Saturday Morning Western Pulp: Star Western, December 1934
I really like the covers on STAR WESTERN and find them very distinctive. You can't get much more action-packed than this one. The stories were consistently top-notch as well. I think it's one of the best of the Western pulps.
6 comments:
Cool. Being (too-typically) too lazy to go look up its stats at the moment, was STAR flourishing at the same time that stablemate DIME WESTERN was at its zenith? Rather blah logo, but that is a well-rendered cover.
Hmm...1934 at least would suggest yes, as an answer to my question above...

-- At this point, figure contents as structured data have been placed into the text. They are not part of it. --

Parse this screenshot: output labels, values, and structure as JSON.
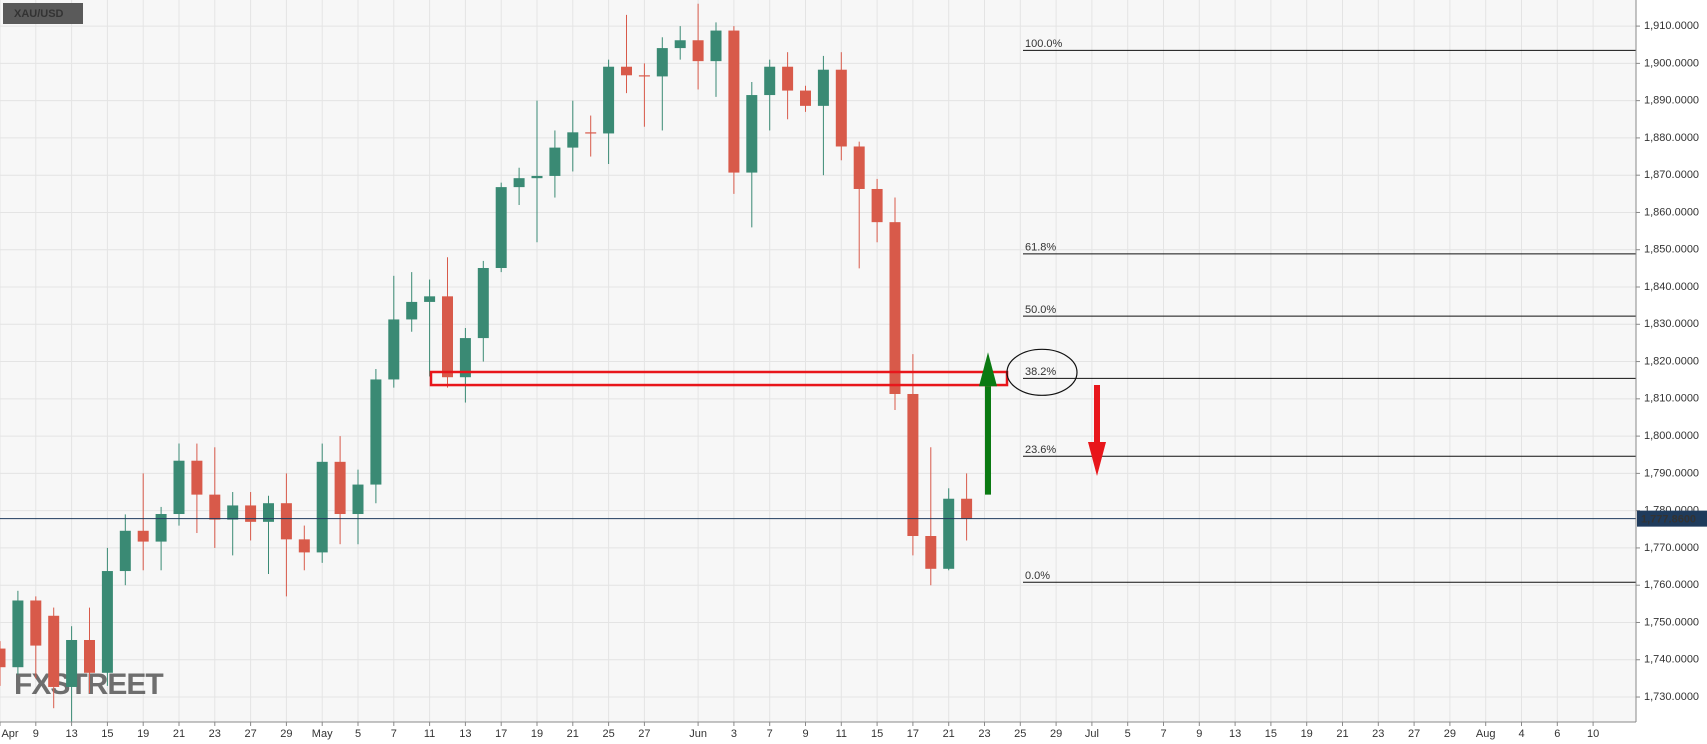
{
  "chart_data": {
    "type": "candlestick",
    "symbol": "XAU/USD",
    "watermark": [
      "FX",
      "STREET"
    ],
    "categories": [
      "Apr",
      null,
      "9",
      null,
      "13",
      null,
      "15",
      null,
      "19",
      null,
      "21",
      null,
      "23",
      null,
      "27",
      null,
      "29",
      null,
      "May",
      null,
      "5",
      null,
      "7",
      null,
      "11",
      null,
      "13",
      null,
      "17",
      null,
      "19",
      null,
      "21",
      null,
      "25",
      null,
      "27",
      null,
      null,
      "Jun",
      null,
      "3",
      null,
      "7",
      null,
      "9",
      null,
      "11",
      null,
      "15",
      null,
      "17",
      null,
      "21",
      null,
      "23",
      null,
      "25",
      null,
      "29",
      null,
      "Jul",
      null,
      "5",
      null,
      "7",
      null,
      "9",
      null,
      "13",
      null,
      "15",
      null,
      "19",
      null,
      "21",
      null,
      "23",
      null,
      "27",
      null,
      "29",
      null,
      "Aug",
      null,
      "4",
      null,
      "6",
      null,
      "10",
      null
    ],
    "open": [
      1743.0,
      1738.0,
      1755.9,
      1751.8,
      1732.7,
      1745.3,
      1736.5,
      1763.8,
      1774.6,
      1771.7,
      1779.1,
      1793.4,
      1784.3,
      1777.6,
      1781.4,
      1777.0,
      1782.0,
      1772.3,
      1768.8,
      1793.1,
      1779.1,
      1787.0,
      1815.2,
      1831.3,
      1836.0,
      1837.5,
      1815.8,
      1826.3,
      1845.1,
      1866.8,
      1869.2,
      1869.8,
      1877.4,
      1881.5,
      1881.2,
      1899.1,
      1896.8,
      1896.5,
      1904.1,
      1906.2,
      1900.6,
      1908.8,
      1870.7,
      1891.5,
      1899.1,
      1892.7,
      1888.6,
      1898.3,
      1877.7,
      1866.3,
      1857.4,
      1811.3,
      1773.2,
      1764.4,
      1783.2,
      null,
      null,
      null,
      null,
      null,
      null,
      null,
      null,
      null,
      null,
      null,
      null,
      null,
      null,
      null,
      null,
      null,
      null,
      null,
      null,
      null,
      null,
      null,
      null,
      null,
      null,
      null,
      null,
      null,
      null,
      null,
      null,
      null,
      null,
      null,
      null
    ],
    "high": [
      1745,
      1758.5,
      1757,
      1754,
      1749,
      1754,
      1770,
      1779,
      1790,
      1781,
      1798,
      1798,
      1797,
      1785,
      1785,
      1784,
      1790,
      1776,
      1798,
      1800,
      1791,
      1818,
      1843,
      1844,
      1842,
      1848,
      1829,
      1847,
      1868,
      1872,
      1890,
      1882,
      1890,
      1886,
      1901,
      1913,
      1900,
      1907,
      1910,
      1916,
      1911,
      1910,
      1895,
      1901,
      1903,
      1894,
      1902,
      1903,
      1879,
      1869,
      1864,
      1822,
      1797,
      1786,
      1790,
      null,
      null,
      null,
      null,
      null,
      null,
      null,
      null,
      null,
      null,
      null,
      null,
      null,
      null,
      null,
      null,
      null,
      null,
      null,
      null,
      null,
      null,
      null,
      null,
      null,
      null,
      null,
      null,
      null,
      null,
      null,
      null,
      null,
      null,
      null,
      null
    ],
    "low": [
      1733,
      1736,
      1735,
      1727,
      1723,
      1731,
      1733,
      1760,
      1764,
      1764,
      1776,
      1774,
      1770,
      1768,
      1772,
      1763,
      1757,
      1764,
      1766,
      1771,
      1771,
      1782,
      1813,
      1828,
      1816,
      1813,
      1809,
      1820,
      1844,
      1862,
      1852,
      1864,
      1871,
      1875,
      1873,
      1892,
      1883,
      1882,
      1901,
      1893,
      1891,
      1865,
      1856,
      1882,
      1885,
      1887,
      1870,
      1874,
      1845,
      1852,
      1807,
      1768,
      1760,
      1764,
      1772,
      null,
      null,
      null,
      null,
      null,
      null,
      null,
      null,
      null,
      null,
      null,
      null,
      null,
      null,
      null,
      null,
      null,
      null,
      null,
      null,
      null,
      null,
      null,
      null,
      null,
      null,
      null,
      null,
      null,
      null,
      null,
      null,
      null,
      null,
      null,
      null
    ],
    "close": [
      1738.0,
      1755.9,
      1743.8,
      1732.7,
      1745.3,
      1736.5,
      1763.8,
      1774.6,
      1771.7,
      1779.1,
      1793.4,
      1784.3,
      1777.6,
      1781.4,
      1777.0,
      1782.0,
      1772.3,
      1768.8,
      1793.1,
      1779.1,
      1787.0,
      1815.2,
      1831.3,
      1836.0,
      1837.5,
      1815.8,
      1826.3,
      1845.1,
      1866.8,
      1869.2,
      1869.8,
      1877.4,
      1881.5,
      1881.2,
      1899.1,
      1896.8,
      1896.5,
      1904.1,
      1906.2,
      1900.6,
      1908.8,
      1870.7,
      1891.5,
      1899.1,
      1892.7,
      1888.6,
      1898.3,
      1877.7,
      1866.3,
      1857.4,
      1811.3,
      1773.2,
      1764.4,
      1783.2,
      1777.9,
      null,
      null,
      null,
      null,
      null,
      null,
      null,
      null,
      null,
      null,
      null,
      null,
      null,
      null,
      null,
      null,
      null,
      null,
      null,
      null,
      null,
      null,
      null,
      null,
      null,
      null,
      null,
      null,
      null,
      null,
      null,
      null,
      null,
      null,
      null,
      null
    ],
    "up_color": "#3a8a74",
    "down_color": "#d85a4a",
    "ylim": [
      1723.3,
      1917.0
    ],
    "yticks": [
      {
        "value": 1730,
        "label": "1,730.0000"
      },
      {
        "value": 1740,
        "label": "1,740.0000"
      },
      {
        "value": 1750,
        "label": "1,750.0000"
      },
      {
        "value": 1760,
        "label": "1,760.0000"
      },
      {
        "value": 1770,
        "label": "1,770.0000"
      },
      {
        "value": 1780,
        "label": "1,780.0000"
      },
      {
        "value": 1790,
        "label": "1,790.0000"
      },
      {
        "value": 1800,
        "label": "1,800.0000"
      },
      {
        "value": 1810,
        "label": "1,810.0000"
      },
      {
        "value": 1820,
        "label": "1,820.0000"
      },
      {
        "value": 1830,
        "label": "1,830.0000"
      },
      {
        "value": 1840,
        "label": "1,840.0000"
      },
      {
        "value": 1850,
        "label": "1,850.0000"
      },
      {
        "value": 1860,
        "label": "1,860.0000"
      },
      {
        "value": 1870,
        "label": "1,870.0000"
      },
      {
        "value": 1880,
        "label": "1,880.0000"
      },
      {
        "value": 1890,
        "label": "1,890.0000"
      },
      {
        "value": 1900,
        "label": "1,900.0000"
      },
      {
        "value": 1910,
        "label": "1,910.0000"
      }
    ],
    "grid": true,
    "last_price": {
      "value": 1777.86,
      "label": "1,777.8600",
      "color": "#1f3b5c"
    },
    "fib_levels": [
      {
        "value": 1903.5,
        "label": "100.0%"
      },
      {
        "value": 1848.9,
        "label": "61.8%"
      },
      {
        "value": 1832.2,
        "label": "50.0%"
      },
      {
        "value": 1815.5,
        "label": "38.2%"
      },
      {
        "value": 1794.6,
        "label": "23.6%"
      },
      {
        "value": 1760.8,
        "label": "0.0%"
      }
    ],
    "zone": [
      1813.7,
      1817.2
    ],
    "arrows": [
      {
        "from": 1784.3,
        "to": 1822.5,
        "color": "#0b7a12"
      },
      {
        "from": 1813.7,
        "to": 1789.3,
        "color": "#e8161b"
      }
    ]
  }
}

DIME WESTERN came first and its success prompted Popular Publications to launch STAR WESTERN as a companion magazine. The first editor (Rogers Terrill, I think) made a point of using more novelettes and novellas in STAR than in DIME, to make them a little different. I prefer STAR to DIME because I like the longer stories, but they're both fine Western pulps. And I've always liked STAR's red background a little better than DIME'S yellow one, too.

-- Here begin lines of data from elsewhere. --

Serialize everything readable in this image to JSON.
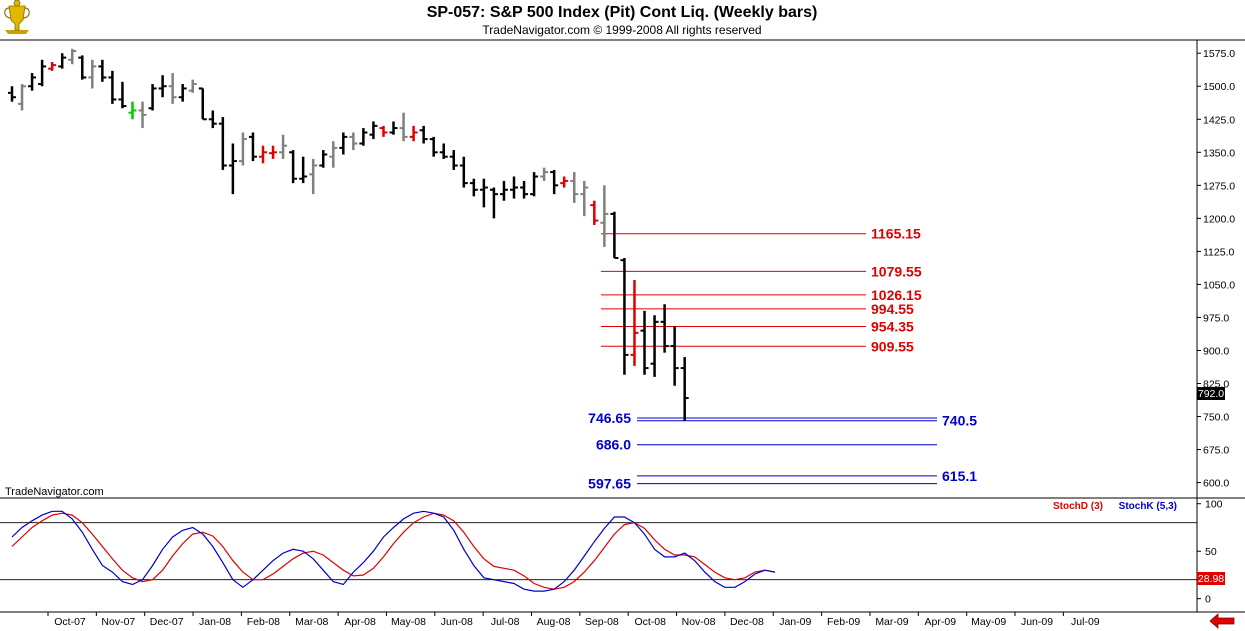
{
  "header": {
    "title": "SP-057:  S&P 500 Index (Pit) Cont Liq.  (Weekly bars)",
    "subtitle": "TradeNavigator.com © 1999-2008 All rights reserved"
  },
  "watermark": "TradeNavigator.com",
  "last_price": "792.0",
  "stoch_last": "28.98",
  "colors": {
    "red": "#e00000",
    "blue": "#0000cc",
    "bar": "#000000",
    "gray_bar": "#808080",
    "green": "#00cc00"
  },
  "icons": {
    "logo": "trophy-icon",
    "scroll": "left-arrow-icon"
  },
  "chart_data": [
    {
      "type": "ohlc",
      "title": "SP-057:  S&P 500 Index (Pit) Cont Liq.  (Weekly bars)",
      "ylim": [
        565,
        1605
      ],
      "y_ticks": [
        "1575.0",
        "1500.0",
        "1425.0",
        "1350.0",
        "1275.0",
        "1200.0",
        "1125.0",
        "1050.0",
        "975.0",
        "900.0",
        "825.0",
        "750.0",
        "675.0",
        "600.0"
      ],
      "x_labels": [
        "Oct-07",
        "Nov-07",
        "Dec-07",
        "Jan-08",
        "Feb-08",
        "Mar-08",
        "Apr-08",
        "May-08",
        "Jun-08",
        "Jul-08",
        "Aug-08",
        "Sep-08",
        "Oct-08",
        "Nov-08",
        "Dec-08",
        "Jan-09",
        "Feb-09",
        "Mar-09",
        "Apr-09",
        "May-09",
        "Jun-09",
        "Jul-09"
      ],
      "bars": [
        {
          "h": 1500,
          "l": 1465,
          "o": 1485,
          "c": 1475,
          "color": "black"
        },
        {
          "h": 1505,
          "l": 1445,
          "o": 1460,
          "c": 1500,
          "color": "gray"
        },
        {
          "h": 1530,
          "l": 1490,
          "o": 1500,
          "c": 1520,
          "color": "black"
        },
        {
          "h": 1560,
          "l": 1500,
          "o": 1505,
          "c": 1545,
          "color": "black"
        },
        {
          "h": 1555,
          "l": 1535,
          "o": 1540,
          "c": 1548,
          "color": "red"
        },
        {
          "h": 1575,
          "l": 1540,
          "o": 1545,
          "c": 1565,
          "color": "black"
        },
        {
          "h": 1585,
          "l": 1550,
          "o": 1560,
          "c": 1580,
          "color": "gray"
        },
        {
          "h": 1570,
          "l": 1515,
          "o": 1565,
          "c": 1520,
          "color": "black"
        },
        {
          "h": 1560,
          "l": 1495,
          "o": 1520,
          "c": 1545,
          "color": "gray"
        },
        {
          "h": 1560,
          "l": 1510,
          "o": 1545,
          "c": 1520,
          "color": "black"
        },
        {
          "h": 1535,
          "l": 1460,
          "o": 1520,
          "c": 1470,
          "color": "black"
        },
        {
          "h": 1510,
          "l": 1450,
          "o": 1470,
          "c": 1455,
          "color": "black"
        },
        {
          "h": 1465,
          "l": 1425,
          "o": 1440,
          "c": 1445,
          "color": "green"
        },
        {
          "h": 1465,
          "l": 1405,
          "o": 1445,
          "c": 1435,
          "color": "gray"
        },
        {
          "h": 1505,
          "l": 1445,
          "o": 1450,
          "c": 1495,
          "color": "black"
        },
        {
          "h": 1525,
          "l": 1475,
          "o": 1495,
          "c": 1500,
          "color": "black"
        },
        {
          "h": 1530,
          "l": 1460,
          "o": 1500,
          "c": 1475,
          "color": "gray"
        },
        {
          "h": 1505,
          "l": 1465,
          "o": 1475,
          "c": 1495,
          "color": "black"
        },
        {
          "h": 1515,
          "l": 1485,
          "o": 1490,
          "c": 1505,
          "color": "gray"
        },
        {
          "h": 1495,
          "l": 1425,
          "o": 1495,
          "c": 1425,
          "color": "black"
        },
        {
          "h": 1445,
          "l": 1405,
          "o": 1425,
          "c": 1415,
          "color": "black"
        },
        {
          "h": 1430,
          "l": 1310,
          "o": 1415,
          "c": 1320,
          "color": "black"
        },
        {
          "h": 1370,
          "l": 1255,
          "o": 1320,
          "c": 1330,
          "color": "black"
        },
        {
          "h": 1395,
          "l": 1320,
          "o": 1330,
          "c": 1380,
          "color": "gray"
        },
        {
          "h": 1395,
          "l": 1330,
          "o": 1385,
          "c": 1340,
          "color": "black"
        },
        {
          "h": 1365,
          "l": 1325,
          "o": 1340,
          "c": 1350,
          "color": "red"
        },
        {
          "h": 1365,
          "l": 1335,
          "o": 1348,
          "c": 1350,
          "color": "red"
        },
        {
          "h": 1390,
          "l": 1335,
          "o": 1350,
          "c": 1365,
          "color": "gray"
        },
        {
          "h": 1355,
          "l": 1280,
          "o": 1350,
          "c": 1290,
          "color": "black"
        },
        {
          "h": 1340,
          "l": 1280,
          "o": 1290,
          "c": 1295,
          "color": "black"
        },
        {
          "h": 1335,
          "l": 1255,
          "o": 1300,
          "c": 1320,
          "color": "gray"
        },
        {
          "h": 1355,
          "l": 1315,
          "o": 1320,
          "c": 1345,
          "color": "black"
        },
        {
          "h": 1375,
          "l": 1315,
          "o": 1340,
          "c": 1360,
          "color": "gray"
        },
        {
          "h": 1395,
          "l": 1345,
          "o": 1360,
          "c": 1385,
          "color": "black"
        },
        {
          "h": 1395,
          "l": 1355,
          "o": 1385,
          "c": 1370,
          "color": "gray"
        },
        {
          "h": 1405,
          "l": 1365,
          "o": 1370,
          "c": 1395,
          "color": "black"
        },
        {
          "h": 1420,
          "l": 1380,
          "o": 1390,
          "c": 1410,
          "color": "black"
        },
        {
          "h": 1410,
          "l": 1385,
          "o": 1405,
          "c": 1395,
          "color": "red"
        },
        {
          "h": 1420,
          "l": 1390,
          "o": 1395,
          "c": 1405,
          "color": "black"
        },
        {
          "h": 1440,
          "l": 1375,
          "o": 1405,
          "c": 1385,
          "color": "gray"
        },
        {
          "h": 1410,
          "l": 1375,
          "o": 1385,
          "c": 1395,
          "color": "red"
        },
        {
          "h": 1410,
          "l": 1370,
          "o": 1400,
          "c": 1380,
          "color": "black"
        },
        {
          "h": 1385,
          "l": 1340,
          "o": 1380,
          "c": 1350,
          "color": "black"
        },
        {
          "h": 1370,
          "l": 1335,
          "o": 1350,
          "c": 1340,
          "color": "black"
        },
        {
          "h": 1355,
          "l": 1310,
          "o": 1340,
          "c": 1320,
          "color": "black"
        },
        {
          "h": 1340,
          "l": 1270,
          "o": 1320,
          "c": 1280,
          "color": "black"
        },
        {
          "h": 1290,
          "l": 1250,
          "o": 1280,
          "c": 1265,
          "color": "black"
        },
        {
          "h": 1290,
          "l": 1225,
          "o": 1265,
          "c": 1270,
          "color": "black"
        },
        {
          "h": 1270,
          "l": 1200,
          "o": 1265,
          "c": 1255,
          "color": "black"
        },
        {
          "h": 1285,
          "l": 1240,
          "o": 1255,
          "c": 1265,
          "color": "black"
        },
        {
          "h": 1295,
          "l": 1245,
          "o": 1265,
          "c": 1270,
          "color": "black"
        },
        {
          "h": 1285,
          "l": 1245,
          "o": 1270,
          "c": 1255,
          "color": "black"
        },
        {
          "h": 1305,
          "l": 1250,
          "o": 1255,
          "c": 1295,
          "color": "black"
        },
        {
          "h": 1315,
          "l": 1285,
          "o": 1295,
          "c": 1305,
          "color": "gray"
        },
        {
          "h": 1310,
          "l": 1255,
          "o": 1305,
          "c": 1275,
          "color": "black"
        },
        {
          "h": 1295,
          "l": 1270,
          "o": 1280,
          "c": 1285,
          "color": "red"
        },
        {
          "h": 1305,
          "l": 1235,
          "o": 1285,
          "c": 1255,
          "color": "gray"
        },
        {
          "h": 1285,
          "l": 1205,
          "o": 1255,
          "c": 1270,
          "color": "gray"
        },
        {
          "h": 1240,
          "l": 1185,
          "o": 1230,
          "c": 1195,
          "color": "red"
        },
        {
          "h": 1275,
          "l": 1135,
          "o": 1190,
          "c": 1210,
          "color": "gray"
        },
        {
          "h": 1215,
          "l": 1110,
          "o": 1210,
          "c": 1110,
          "color": "black"
        },
        {
          "h": 1110,
          "l": 845,
          "o": 1105,
          "c": 890,
          "color": "black"
        },
        {
          "h": 1060,
          "l": 865,
          "o": 890,
          "c": 940,
          "color": "red"
        },
        {
          "h": 990,
          "l": 845,
          "o": 945,
          "c": 860,
          "color": "black"
        },
        {
          "h": 980,
          "l": 840,
          "o": 870,
          "c": 965,
          "color": "black"
        },
        {
          "h": 1005,
          "l": 895,
          "o": 965,
          "c": 910,
          "color": "black"
        },
        {
          "h": 955,
          "l": 820,
          "o": 910,
          "c": 860,
          "color": "black"
        },
        {
          "h": 885,
          "l": 740,
          "o": 860,
          "c": 792,
          "color": "black"
        }
      ],
      "levels": [
        {
          "value": "1165.15",
          "y": 1165.15,
          "color": "red",
          "side": "right"
        },
        {
          "value": "1079.55",
          "y": 1079.55,
          "color": "red",
          "side": "right"
        },
        {
          "value": "1026.15",
          "y": 1026.15,
          "color": "red",
          "side": "right"
        },
        {
          "value": "994.55",
          "y": 994.55,
          "color": "red",
          "side": "right"
        },
        {
          "value": "954.35",
          "y": 954.35,
          "color": "red",
          "side": "right"
        },
        {
          "value": "909.55",
          "y": 909.55,
          "color": "red",
          "side": "right"
        },
        {
          "value": "746.65",
          "y": 746.65,
          "color": "blue",
          "side": "left"
        },
        {
          "value": "740.5",
          "y": 740.5,
          "color": "blue",
          "side": "right"
        },
        {
          "value": "686.0",
          "y": 686.0,
          "color": "blue",
          "side": "left"
        },
        {
          "value": "615.1",
          "y": 615.1,
          "color": "blue",
          "side": "right"
        },
        {
          "value": "597.65",
          "y": 597.65,
          "color": "blue",
          "side": "left"
        }
      ]
    },
    {
      "type": "line",
      "ylim": [
        -14,
        106
      ],
      "y_ticks": [
        "100",
        "50",
        "0"
      ],
      "ref_lines": [
        80,
        20
      ],
      "series": [
        {
          "name": "StochD (3)",
          "color": "red",
          "values": [
            55,
            65,
            75,
            82,
            88,
            90,
            88,
            80,
            68,
            55,
            42,
            30,
            22,
            18,
            20,
            30,
            45,
            58,
            68,
            70,
            66,
            55,
            40,
            28,
            20,
            20,
            26,
            34,
            42,
            48,
            50,
            46,
            38,
            30,
            24,
            25,
            32,
            44,
            58,
            70,
            80,
            86,
            90,
            88,
            82,
            70,
            55,
            42,
            34,
            32,
            30,
            24,
            16,
            12,
            10,
            12,
            18,
            28,
            40,
            54,
            68,
            78,
            80,
            74,
            62,
            52,
            46,
            46,
            44,
            36,
            28,
            22,
            20,
            22,
            28,
            30,
            28
          ]
        },
        {
          "name": "StochK (5,3)",
          "color": "blue",
          "values": [
            65,
            75,
            82,
            88,
            92,
            92,
            84,
            70,
            52,
            35,
            28,
            18,
            15,
            20,
            35,
            52,
            65,
            72,
            75,
            68,
            55,
            38,
            20,
            12,
            20,
            30,
            40,
            48,
            52,
            50,
            42,
            30,
            18,
            15,
            28,
            38,
            50,
            65,
            75,
            84,
            90,
            92,
            90,
            86,
            72,
            52,
            35,
            22,
            20,
            18,
            16,
            10,
            8,
            8,
            10,
            18,
            30,
            45,
            60,
            74,
            86,
            86,
            80,
            68,
            52,
            44,
            44,
            48,
            40,
            28,
            18,
            12,
            12,
            18,
            26,
            30,
            28
          ]
        }
      ]
    }
  ]
}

Have studied many pulp western covers, and some like this one practically tell an entire story. The circle of fists at the center with the knife defines kinetic.
An intriguing cover. It tells a story in itself - a potential reader can't help but pick up the book and open it up to find out what's going on.
In the comment above Richard Bonham Waters mentions the intriguing cover. Harry Steeger, the publisher of STAR WESTERN, was a guest at Pulpcon and he told the story of how he had a small newstand set up in his office to see his magazine titles displayed.
The idea was to catch the attention of the people walking by, so STAR had the bright red background on every cover with the action scene. Every title had its own eye catching color. STAR was always red, DIME was always yellow, etc.